The new dog – now just “the dog”, I guess – has an appointment to be spayed. Thanks to a number of unforeseen events the procedure has already been cancelled once, and my wife is keen not to miss our Friday morning slot. When it’s time to leave she comes out to my office shed with the dog following.
“We’re off,” she says.
“Do you want me to come?” I say.
“Why?” she says. “Do you want to come?”
“Not really,” I say. “I’m just offering.”
“What possible use would your presence serve?” she says.
“I’m being polite,” I say. “If I thought there was a risk of you saying yes, I wouldn’t have asked.”
My wife goes to the supermarket after dropping the dog off. In total she is gone for about three hours. During this time I pace back and forth between my office and the kitchen. At one point, to keep myself busy, I wash up a bowl, drop the bowl, break the bowl and, in a belated bid to catch the bowl, cut my hand open on one of the larger shards. I am thinking about what possible use my presence might serve when my wife walks in with two full bags of shopping.
“How was that?” I say.
“A nightmare,” she says.
“The vet?” I say.
“No, Sainsbury’s,” she says. “The vet was fine. She loves it there.”
“When do you pick her up?” I say.
“Not until 4.30. There are more bags in the car, by the way.”
By the afternoon I am fretting about the dog’s operation to the extent that I take myself to bed with a book to calm down. I don’t wake up from this activity until the front door opens at 5.15.
The dog staggers into the bedroom dressed in a snug short-sleeved onesie printed with a peculiar pattern, like pyjamas for a very long toddler, or a canine prison uniform. She is at sea – too groggy to climb on to the bed, and too wary to be lifted.
“She doesn’t like the vet any more,” my wife says.
“Nice suit,” I say.
“It’s instead of the head cone,” my wife says. “She wasn’t having the cone.”
“How long does she have to wear it?” I say.
“A week to 10 days,” she says.
“She looks depressed,” I say.
“I think she feels a bit betrayed,” my wife says.
“Yeah,” I say, looking at the dog. “But not by me, right? As far as you know, I played no part in this.”
The dog looks up at me, forlorn, confused and dressed for bed.
After a long sleep the dog regains most of its former joie de vivre. After two days she appears to have fully recovered. After four days of not being allowed off the lead, she is bouncy and dangerously under-exercised.

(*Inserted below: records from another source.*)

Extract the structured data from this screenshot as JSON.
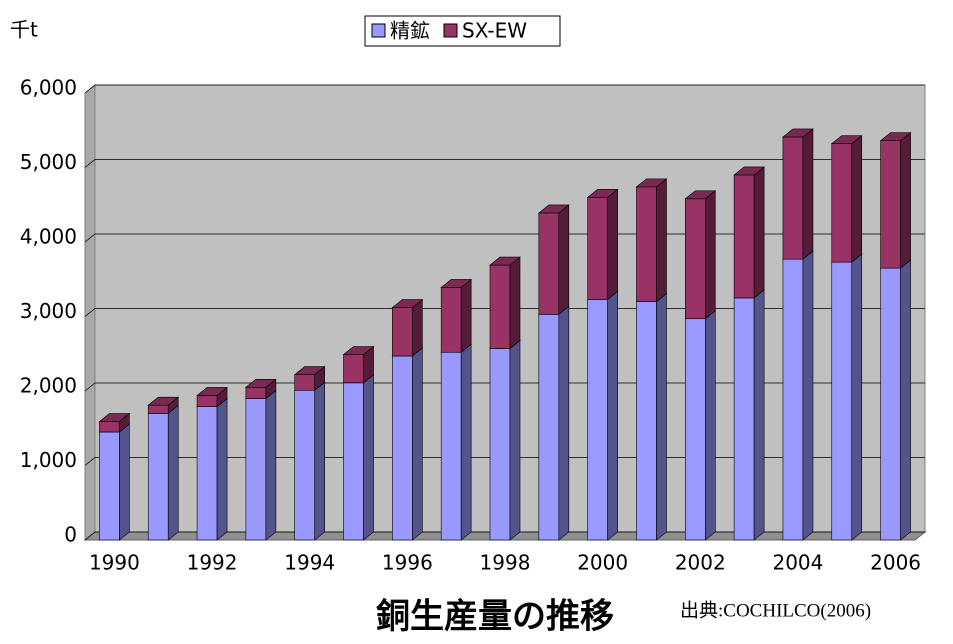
{
  "chart_data": {
    "type": "bar",
    "stacked": true,
    "title": "銅生産量の推移",
    "y_label": "千t",
    "source": "出典:COCHILCO(2006)",
    "categories": [
      "1990",
      null,
      "1992",
      null,
      "1994",
      null,
      "1996",
      null,
      "1998",
      null,
      "2000",
      null,
      "2002",
      null,
      "2004",
      null,
      "2006"
    ],
    "series": [
      {
        "name": "精鉱",
        "color": "#9999ff",
        "values": [
          1450,
          1700,
          1790,
          1900,
          2010,
          2110,
          2470,
          2520,
          2570,
          3030,
          3230,
          3200,
          2970,
          3250,
          3770,
          3730,
          3650
        ]
      },
      {
        "name": "SX-EW",
        "color": "#993366",
        "values": [
          140,
          110,
          150,
          150,
          210,
          380,
          650,
          870,
          1120,
          1360,
          1370,
          1540,
          1610,
          1650,
          1640,
          1590,
          1710
        ]
      }
    ],
    "ylim": [
      0,
      6000
    ],
    "yticks": [
      {
        "value": 0,
        "label": "0"
      },
      {
        "value": 1000,
        "label": "1,000"
      },
      {
        "value": 2000,
        "label": "2,000"
      },
      {
        "value": 3000,
        "label": "3,000"
      },
      {
        "value": 4000,
        "label": "4,000"
      },
      {
        "value": 5000,
        "label": "5,000"
      },
      {
        "value": 6000,
        "label": "6,000"
      }
    ],
    "grid": true
  }
}
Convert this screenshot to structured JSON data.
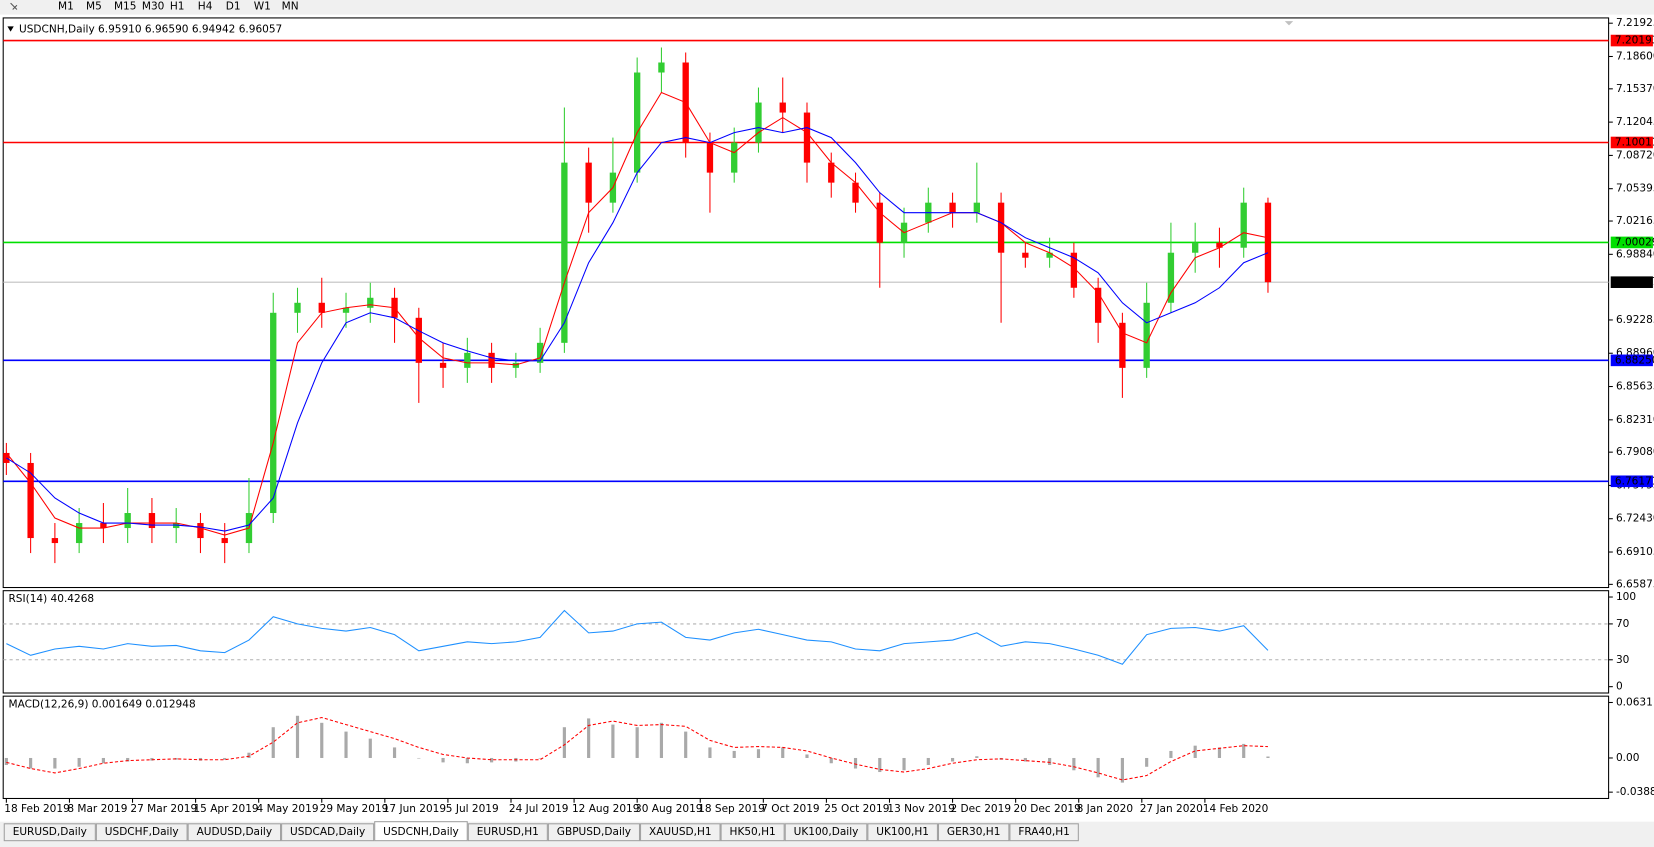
{
  "toolbar": {
    "timeframes": [
      "M1",
      "M5",
      "M15",
      "M30",
      "H1",
      "H4",
      "D1",
      "W1",
      "MN"
    ]
  },
  "chart_data": [
    {
      "type": "candlestick",
      "title": "USDCNH,Daily  6.95910 6.96590 6.94942 6.96057",
      "x": [
        0,
        5,
        10,
        15,
        20,
        25,
        30,
        35,
        40,
        45,
        50,
        55,
        60,
        65,
        70,
        75,
        80,
        85,
        90,
        95,
        100,
        105,
        110,
        115,
        120,
        125,
        130,
        135,
        140,
        145,
        150,
        155,
        160,
        165,
        170,
        175,
        180,
        185,
        190,
        195,
        200,
        205,
        210,
        215,
        220,
        225,
        230,
        235,
        240,
        245,
        250,
        255,
        260
      ],
      "xlim": [
        -0.65,
        330.2
      ],
      "open": [
        6.79,
        6.78,
        6.705,
        6.7,
        6.72,
        6.715,
        6.73,
        6.715,
        6.72,
        6.705,
        6.7,
        6.73,
        6.93,
        6.94,
        6.93,
        6.935,
        6.945,
        6.925,
        6.88,
        6.875,
        6.89,
        6.875,
        6.88,
        6.9,
        7.08,
        7.04,
        7.07,
        7.17,
        7.18,
        7.1,
        7.07,
        7.1,
        7.14,
        7.13,
        7.08,
        7.06,
        7.04,
        7.0,
        7.02,
        7.04,
        7.03,
        7.04,
        6.99,
        6.985,
        6.99,
        6.955,
        6.92,
        6.875,
        6.94,
        6.99,
        7.0,
        6.995,
        7.04
      ],
      "high": [
        6.8,
        6.79,
        6.72,
        6.735,
        6.74,
        6.755,
        6.745,
        6.735,
        6.73,
        6.72,
        6.765,
        6.95,
        6.955,
        6.965,
        6.95,
        6.96,
        6.955,
        6.935,
        6.9,
        6.905,
        6.9,
        6.89,
        6.915,
        7.135,
        7.095,
        7.105,
        7.185,
        7.195,
        7.19,
        7.11,
        7.115,
        7.155,
        7.165,
        7.14,
        7.09,
        7.07,
        7.05,
        7.035,
        7.055,
        7.05,
        7.08,
        7.05,
        7.0,
        7.005,
        7.0,
        6.965,
        6.93,
        6.96,
        7.02,
        7.02,
        7.015,
        7.055,
        7.045
      ],
      "low": [
        6.768,
        6.69,
        6.68,
        6.69,
        6.7,
        6.7,
        6.7,
        6.7,
        6.69,
        6.68,
        6.69,
        6.72,
        6.91,
        6.915,
        6.915,
        6.92,
        6.9,
        6.84,
        6.855,
        6.86,
        6.86,
        6.865,
        6.87,
        6.89,
        7.01,
        7.03,
        7.06,
        7.15,
        7.085,
        7.03,
        7.06,
        7.09,
        7.11,
        7.06,
        7.045,
        7.03,
        6.955,
        6.985,
        7.01,
        7.015,
        7.02,
        6.92,
        6.975,
        6.975,
        6.945,
        6.9,
        6.845,
        6.865,
        6.93,
        6.97,
        6.975,
        6.985,
        6.95
      ],
      "close": [
        6.78,
        6.705,
        6.7,
        6.72,
        6.715,
        6.73,
        6.715,
        6.72,
        6.705,
        6.7,
        6.73,
        6.93,
        6.94,
        6.93,
        6.935,
        6.945,
        6.925,
        6.88,
        6.875,
        6.89,
        6.875,
        6.88,
        6.9,
        7.08,
        7.04,
        7.07,
        7.17,
        7.18,
        7.1,
        7.07,
        7.1,
        7.14,
        7.13,
        7.08,
        7.06,
        7.04,
        7.0,
        7.02,
        7.04,
        7.03,
        7.04,
        6.99,
        6.985,
        6.99,
        6.955,
        6.92,
        6.875,
        6.94,
        6.99,
        7.0,
        6.995,
        7.04,
        6.96057
      ],
      "up_color": "#32cd32",
      "down_color": "#ff0000",
      "series": [
        {
          "color": "#ff0000",
          "values": [
            6.79,
            6.76,
            6.725,
            6.715,
            6.715,
            6.72,
            6.72,
            6.72,
            6.715,
            6.708,
            6.715,
            6.8,
            6.9,
            6.93,
            6.935,
            6.938,
            6.935,
            6.905,
            6.885,
            6.88,
            6.88,
            6.878,
            6.885,
            6.96,
            7.03,
            7.055,
            7.11,
            7.15,
            7.14,
            7.1,
            7.09,
            7.11,
            7.125,
            7.11,
            7.08,
            7.06,
            7.03,
            7.01,
            7.02,
            7.03,
            7.03,
            7.02,
            7.0,
            6.99,
            6.975,
            6.95,
            6.91,
            6.9,
            6.95,
            6.985,
            6.995,
            7.01,
            7.005
          ]
        },
        {
          "color": "#0000ff",
          "values": [
            6.785,
            6.77,
            6.745,
            6.73,
            6.72,
            6.72,
            6.718,
            6.718,
            6.716,
            6.712,
            6.718,
            6.745,
            6.82,
            6.88,
            6.92,
            6.93,
            6.925,
            6.912,
            6.9,
            6.892,
            6.885,
            6.882,
            6.882,
            6.92,
            6.98,
            7.02,
            7.07,
            7.1,
            7.105,
            7.1,
            7.11,
            7.115,
            7.11,
            7.115,
            7.105,
            7.08,
            7.05,
            7.03,
            7.03,
            7.03,
            7.03,
            7.02,
            7.005,
            6.995,
            6.985,
            6.97,
            6.94,
            6.92,
            6.93,
            6.94,
            6.955,
            6.98,
            6.99
          ]
        }
      ],
      "levels": [
        {
          "value": 7.20193,
          "color": "#ff0000"
        },
        {
          "value": 7.10011,
          "color": "#ff0000"
        },
        {
          "value": 7.00029,
          "color": "#00e000"
        },
        {
          "value": 6.96057,
          "color": "#c0c0c0",
          "label_color": "#000000"
        },
        {
          "value": 6.8825,
          "label": "6.88250",
          "color": "#0000ff"
        },
        {
          "value": 6.76171,
          "color": "#0000ff"
        }
      ],
      "ylim": [
        6.65559,
        7.22452
      ],
      "yticks": [
        7.21925,
        {
          "value": 7.186,
          "label": "7.18600"
        },
        {
          "value": 7.1537,
          "label": "7.15370"
        },
        7.12045,
        {
          "value": 7.0872,
          "label": "7.08720"
        },
        7.05395,
        7.02165,
        {
          "value": 6.9884,
          "label": "6.98840"
        },
        6.92285,
        {
          "value": 6.8896,
          "label": "6.88960"
        },
        6.85635,
        {
          "value": 6.8231,
          "label": "6.82310"
        },
        {
          "value": 6.7908,
          "label": "6.79080"
        },
        6.75755,
        {
          "value": 6.7243,
          "label": "6.72430"
        },
        6.69105,
        6.65875
      ]
    },
    {
      "type": "line",
      "title": "RSI(14) 40.4268",
      "x": [
        0,
        5,
        10,
        15,
        20,
        25,
        30,
        35,
        40,
        45,
        50,
        55,
        60,
        65,
        70,
        75,
        80,
        85,
        90,
        95,
        100,
        105,
        110,
        115,
        120,
        125,
        130,
        135,
        140,
        145,
        150,
        155,
        160,
        165,
        170,
        175,
        180,
        185,
        190,
        195,
        200,
        205,
        210,
        215,
        220,
        225,
        230,
        235,
        240,
        245,
        250,
        255,
        260
      ],
      "xlim": [
        -0.65,
        330.2
      ],
      "series": [
        {
          "color": "#1e90ff",
          "values": [
            48,
            35,
            42,
            45,
            42,
            48,
            45,
            46,
            40,
            38,
            52,
            78,
            70,
            65,
            62,
            66,
            58,
            40,
            45,
            50,
            48,
            50,
            55,
            85,
            60,
            62,
            70,
            72,
            55,
            52,
            60,
            64,
            58,
            52,
            50,
            42,
            40,
            48,
            50,
            52,
            60,
            45,
            50,
            48,
            42,
            35,
            25,
            58,
            65,
            66,
            62,
            68,
            40.4268
          ]
        }
      ],
      "ylim": [
        0,
        100
      ],
      "yticks": [
        100,
        70,
        30,
        0
      ]
    },
    {
      "type": "macd",
      "title": "MACD(12,26,9) 0.001649 0.012948",
      "x": [
        0,
        5,
        10,
        15,
        20,
        25,
        30,
        35,
        40,
        45,
        50,
        55,
        60,
        65,
        70,
        75,
        80,
        85,
        90,
        95,
        100,
        105,
        110,
        115,
        120,
        125,
        130,
        135,
        140,
        145,
        150,
        155,
        160,
        165,
        170,
        175,
        180,
        185,
        190,
        195,
        200,
        205,
        210,
        215,
        220,
        225,
        230,
        235,
        240,
        245,
        250,
        255,
        260
      ],
      "xlim": [
        -0.65,
        330.2
      ],
      "xticks": [
        {
          "value": 0,
          "label": "18 Feb 2019"
        },
        {
          "value": 13,
          "label": "8 Mar 2019"
        },
        {
          "value": 26,
          "label": "27 Mar 2019"
        },
        {
          "value": 39,
          "label": "15 Apr 2019"
        },
        {
          "value": 52,
          "label": "4 May 2019"
        },
        {
          "value": 65,
          "label": "29 May 2019"
        },
        {
          "value": 78,
          "label": "17 Jun 2019"
        },
        {
          "value": 91,
          "label": "5 Jul 2019"
        },
        {
          "value": 104,
          "label": "24 Jul 2019"
        },
        {
          "value": 117,
          "label": "12 Aug 2019"
        },
        {
          "value": 130,
          "label": "30 Aug 2019"
        },
        {
          "value": 143,
          "label": "18 Sep 2019"
        },
        {
          "value": 156,
          "label": "7 Oct 2019"
        },
        {
          "value": 169,
          "label": "25 Oct 2019"
        },
        {
          "value": 182,
          "label": "13 Nov 2019"
        },
        {
          "value": 195,
          "label": "2 Dec 2019"
        },
        {
          "value": 208,
          "label": "20 Dec 2019"
        },
        {
          "value": 221,
          "label": "8 Jan 2020"
        },
        {
          "value": 234,
          "label": "27 Jan 2020"
        },
        {
          "value": 247,
          "label": "14 Feb 2020"
        }
      ],
      "histogram": {
        "color": "#a9a9a9",
        "values": [
          -0.008,
          -0.012,
          -0.012,
          -0.01,
          -0.006,
          -0.004,
          -0.003,
          -0.002,
          -0.003,
          -0.002,
          0.006,
          0.035,
          0.048,
          0.04,
          0.03,
          0.022,
          0.012,
          0.0,
          -0.005,
          -0.006,
          -0.005,
          -0.004,
          0.0,
          0.035,
          0.045,
          0.038,
          0.035,
          0.04,
          0.03,
          0.012,
          0.008,
          0.01,
          0.012,
          0.004,
          -0.006,
          -0.012,
          -0.016,
          -0.014,
          -0.008,
          -0.004,
          0.002,
          -0.002,
          -0.004,
          -0.008,
          -0.014,
          -0.022,
          -0.028,
          -0.01,
          0.008,
          0.014,
          0.012,
          0.016,
          0.001649
        ]
      },
      "signal": {
        "color": "#ff0000",
        "values": [
          -0.005,
          -0.012,
          -0.017,
          -0.012,
          -0.006,
          -0.003,
          -0.002,
          -0.001,
          -0.002,
          -0.002,
          0.002,
          0.018,
          0.04,
          0.046,
          0.038,
          0.03,
          0.022,
          0.012,
          0.004,
          0.0,
          -0.002,
          -0.002,
          -0.002,
          0.015,
          0.037,
          0.042,
          0.037,
          0.038,
          0.036,
          0.02,
          0.012,
          0.013,
          0.012,
          0.008,
          0.0,
          -0.007,
          -0.013,
          -0.016,
          -0.012,
          -0.006,
          -0.002,
          -0.001,
          -0.003,
          -0.005,
          -0.01,
          -0.017,
          -0.025,
          -0.02,
          -0.004,
          0.008,
          0.011,
          0.014,
          0.012948
        ]
      },
      "ylim": [
        -0.038872,
        0.063113
      ],
      "yticks": [
        0.063113,
        {
          "value": 0,
          "label": "0.00"
        },
        -0.038872
      ]
    }
  ],
  "tabs": {
    "items": [
      "EURUSD,Daily",
      "USDCHF,Daily",
      "AUDUSD,Daily",
      "USDCAD,Daily",
      "USDCNH,Daily",
      "EURUSD,H1",
      "GBPUSD,Daily",
      "XAUUSD,H1",
      "HK50,H1",
      "UK100,Daily",
      "UK100,H1",
      "GER30,H1",
      "FRA40,H1"
    ],
    "active": 4
  }
}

Weirdly, however, the dog never raises any objections to the onesie, or makes even a half-hearted attempt to get out of it. This is an animal that has effectively eaten three dog beds, that regularly reduces dog toys to their smallest constituents, that chews up pillows, blankets, plastic flower pots, footballs, shoes and anything with a handle.
“It’s like you fancy yourself in it,” I tell the dog. “Even though it would be fair to say it does nothing for you.” The dog’s tail wags through the little hole at the back of the suit.
“I hate that thing,” my wife says. “But when I suggested taking it off early the vet told me grim stories about dogs chewing their stitches out.”
According to the advisory letter that came with the dog’s medication, it’s acceptable to remove the onesie in order to wash it, provided you keep your dog in your sights the whole time. But after six days the dog will not allow anyone to undo the snaps running along the top. She seems to have forgotten about life before wearing pyjamas all day.
“It’s been a week,” my wife says. “You can take her to the park with a ball if you like.”
“No thanks,” I say.
“Are you embarrassed by her outfit?”
“No,” I lie.
On the afternoon of the eighth day the dog spends a happy hour rolling around in the wet garden. When she comes back in with the onesie covered in dark mud, my wife grabs her by the collar, undoes all the back snaps, and wrestles it off her.
“Do you want me to keep an eye on her while you wash that,” I say.
“That won’t be necessary,” my wife says, flinging the onesie in the bin. The dog looks on, naked and bereft.